EMV Chip Card

EMV is an acronym for Europay, Mastercard, and Visa and is a standard of security for credit and – most recently – debit cards.  

EMV technology aims to replace magnetic stripe technology on credit and debit cards. All cards still have a magnetic stripe on the back, because switching to EMV is a long process since many merchants still use swipe card readers at the point-of-sale (POS). Currently, all ATM card readers will get the information they need from the EMV chip. 

Data stored on magnetic stripes is not secure because it is static, and it can be easily hacked.  But, every time an EMV chip card is used at a POS, the chip generates a one-time code (a token) that is very effective against counterfeit. 

Chip cards are inserted into a card reader rather than swiped; then the vendors require a second verification method, like a signature or a PIN to complete the sale. In some countries, the merchants may wave the verification requirement for small purchases. 
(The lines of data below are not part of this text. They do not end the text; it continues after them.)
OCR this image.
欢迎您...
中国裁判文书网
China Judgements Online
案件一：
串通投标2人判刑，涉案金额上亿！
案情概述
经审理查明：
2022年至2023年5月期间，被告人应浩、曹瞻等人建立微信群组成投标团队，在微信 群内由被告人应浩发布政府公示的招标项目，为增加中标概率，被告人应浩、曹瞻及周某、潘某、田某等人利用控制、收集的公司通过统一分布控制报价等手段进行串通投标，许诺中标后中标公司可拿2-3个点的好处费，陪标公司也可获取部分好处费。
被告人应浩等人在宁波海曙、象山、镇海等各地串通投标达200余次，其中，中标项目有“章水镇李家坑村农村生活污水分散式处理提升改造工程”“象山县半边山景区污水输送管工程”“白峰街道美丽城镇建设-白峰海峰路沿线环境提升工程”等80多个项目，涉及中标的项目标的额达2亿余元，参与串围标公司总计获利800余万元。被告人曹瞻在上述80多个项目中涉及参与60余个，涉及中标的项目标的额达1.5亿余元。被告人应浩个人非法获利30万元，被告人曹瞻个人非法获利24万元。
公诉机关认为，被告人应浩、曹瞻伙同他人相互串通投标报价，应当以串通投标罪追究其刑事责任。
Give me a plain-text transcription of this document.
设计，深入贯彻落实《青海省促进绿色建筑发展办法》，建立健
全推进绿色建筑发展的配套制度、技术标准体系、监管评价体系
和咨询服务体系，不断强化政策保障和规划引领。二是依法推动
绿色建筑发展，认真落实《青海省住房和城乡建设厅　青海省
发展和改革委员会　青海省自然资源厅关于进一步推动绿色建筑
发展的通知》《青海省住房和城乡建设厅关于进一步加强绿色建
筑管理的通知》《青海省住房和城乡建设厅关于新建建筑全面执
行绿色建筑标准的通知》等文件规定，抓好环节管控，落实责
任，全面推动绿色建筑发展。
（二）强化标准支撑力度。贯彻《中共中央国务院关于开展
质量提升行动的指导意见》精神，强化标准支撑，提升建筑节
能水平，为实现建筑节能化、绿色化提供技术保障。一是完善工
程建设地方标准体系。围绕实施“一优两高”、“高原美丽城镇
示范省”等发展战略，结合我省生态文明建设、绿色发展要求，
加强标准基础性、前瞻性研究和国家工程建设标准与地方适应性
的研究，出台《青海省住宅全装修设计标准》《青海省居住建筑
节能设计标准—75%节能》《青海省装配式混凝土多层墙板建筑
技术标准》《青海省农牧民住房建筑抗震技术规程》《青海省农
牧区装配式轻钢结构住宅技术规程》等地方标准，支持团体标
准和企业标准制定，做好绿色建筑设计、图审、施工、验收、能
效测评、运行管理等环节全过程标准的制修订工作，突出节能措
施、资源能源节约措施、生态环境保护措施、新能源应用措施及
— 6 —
Since signatures can be forged, they are not a real deterrent to fraud, and the major credit card companies have started doing away with them as of April 2018. Signing on the dotted line is slowly replaced by PIN codes, and, in the future by biometrics, according to credit card security experts. Credit cards still use the EMV chip and signature method, while debit cards have chip and PIN, and in rare instances, chip-PIN-signature functionality. 

The purpose of EMV technology is to protect credit and debit cards against fraud at the point-of-sale.  A survey by VISA revealed that “merchants who accept chip cards witnessed a 76% dip in card-present (CP) counterfeit payment fraud since the U.S. payments industry began the shift to EMV chip in 2011.”

sumup stated that “the EMV credit card processing transition has been 99.9% effective at preventing card-present fraud in Europe.”

These statistics are encouraging, but they only demonstrate how effective EMV is to prevent credit card and debit card fraud at POS. EMV cannot help against card-not-present (CNP) incidences, which happen when fraudsters use the stolen credit or debit card numbers online, as there is no way to check the chip.  

Juniper Research revealed that merchants would lose some $130 billion in digital card-not-present fraud between 2018 and 2023. Financial institutions have implemented some card controls like purchase amount, geo-location, purchase type, merchant, and so on, to give consumers the ability to restrict usage of their cards. But fraudsters are getting smarter too. To prevent CNP fraud, check your financial activity regularly, and report anything suspicious to your bank in due time.